溺愛〜ラビリンス〜
「そっか…分かった。じゃあ、一緒に乗るのは翔兄ィと爽くんね?」
嬉しそうに言うユズ姫… みんなが喜んでいると思っているみたいだけど、ジェットコースターを喜んでいるのは、ユズ姫と爽くらいだから…誰もそんな事言わないけどね?
「早く行こう!」
ユズ姫は目をキラキラさせて、翔真と爽の手を引っ張って目的の場所に向かう。
翔真は心なしか顔が青い気がする…
俺達も三人の後を追った。
ジェットコースターは人気があって人が結構並んでいた。
そこに並んだ三人に続き、下の奴も三人程乗る為にその後ろに並んだ。多分、絶叫系が大丈夫な奴が乗る事になったんだろう。

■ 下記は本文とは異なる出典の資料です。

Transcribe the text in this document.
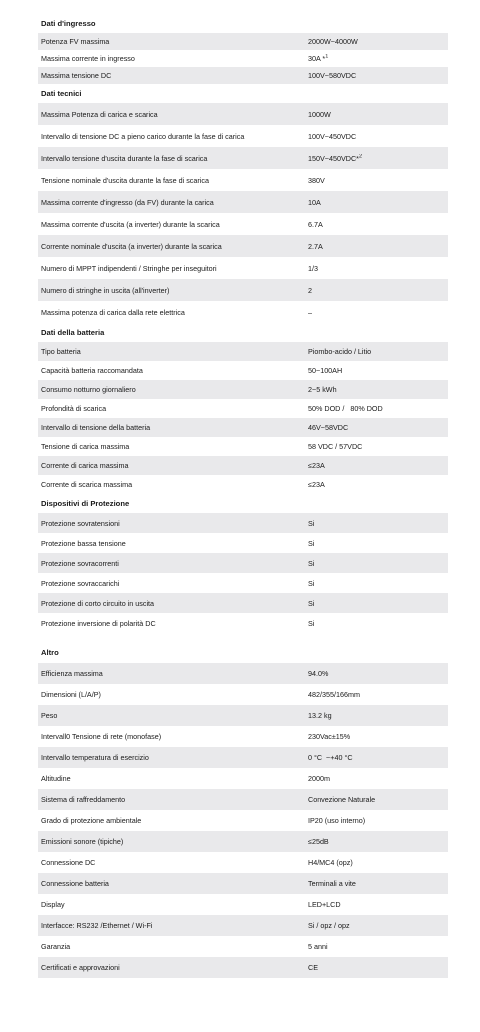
Dati d'ingresso
Potenza FV massima	2000W~4000W
Massima corrente in ingresso	30A *$^1$
Massima tensione DC	100V~580VDC
Dati tecnici
Massima Potenza di carica e scarica	1000W
Intervallo di tensione DC a pieno carico durante la fase di carica	100V~450VDC
Intervallo tensione d'uscita durante la fase di scarica	150V~450VDC*$^2$
Tensione nominale d'uscita durante la fase di scarica	380V
Massima corrente d'ingresso (da FV) durante la carica	10A
Massima corrente d'uscita (a inverter) durante la scarica	6.7A
Corrente nominale d'uscita (a inverter) durante la scarica	2.7A
Numero di MPPT indipendenti / Stringhe per inseguitori	1/3
Numero di stringhe in uscita (all'inverter)	2
Massima potenza di carica dalla rete elettrica	–
Dati della batteria
Tipo batteria	Piombo-acido / Litio
Capacità batteria raccomandata	50~100AH
Consumo notturno giornaliero	2~5 kWh
Profondità di scarica	50% DOD /   80% DOD
Intervallo di tensione della batteria	46V~58VDC
Tensione di carica massima	58 VDC / 57VDC
Corrente di carica massima	≤23A
Corrente di scarica massima	≤23A
Dispositivi di Protezione
Protezione sovratensioni	Si
Protezione bassa tensione	Si
Protezione sovracorrenti	Si
Protezione sovraccarichi	Si
Protezione di corto circuito in uscita	Si
Protezione inversione di polarità DC	Si
Altro
Efficienza massima	94.0%
Dimensioni (L/A/P)	482/355/166mm
Peso	13.2 kg
Intervall0 Tensione di rete (monofase)	230Vac±15%
Intervallo temperatura di esercizio	0 °C  ~+40 °C
Altitudine	2000m
Sistema di raffreddamento	Convezione Naturale
Grado di protezione ambientale	IP20 (uso interno)
Emissioni sonore (tipiche)	≤25dB
Connessione DC	H4/MC4 (opz)
Connessione batteria	Terminali a vite
Display	LED+LCD
Interfacce: RS232 /Ethernet / Wi-Fi	Si / opz / opz
Garanzia	5 anni
Certificati e approvazioni	CE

俺達待機組は近くのベンチに座りユズ姫達の様子を見ていた。
並んでから30分位経った頃、ユズ姫達の順番になった。
ユズ姫は乗る前からキャーキャーとはしゃいでいる。本当に元気になったな…まるっきり元通りではないけど、日に日に明るくなっている。
今日こうしてみんなで出かける事になったのも、ユズ姫がここまで元気になったからだ。
ジェットコースターに乗り込むユズ姫…当然、隣には翔真が座った。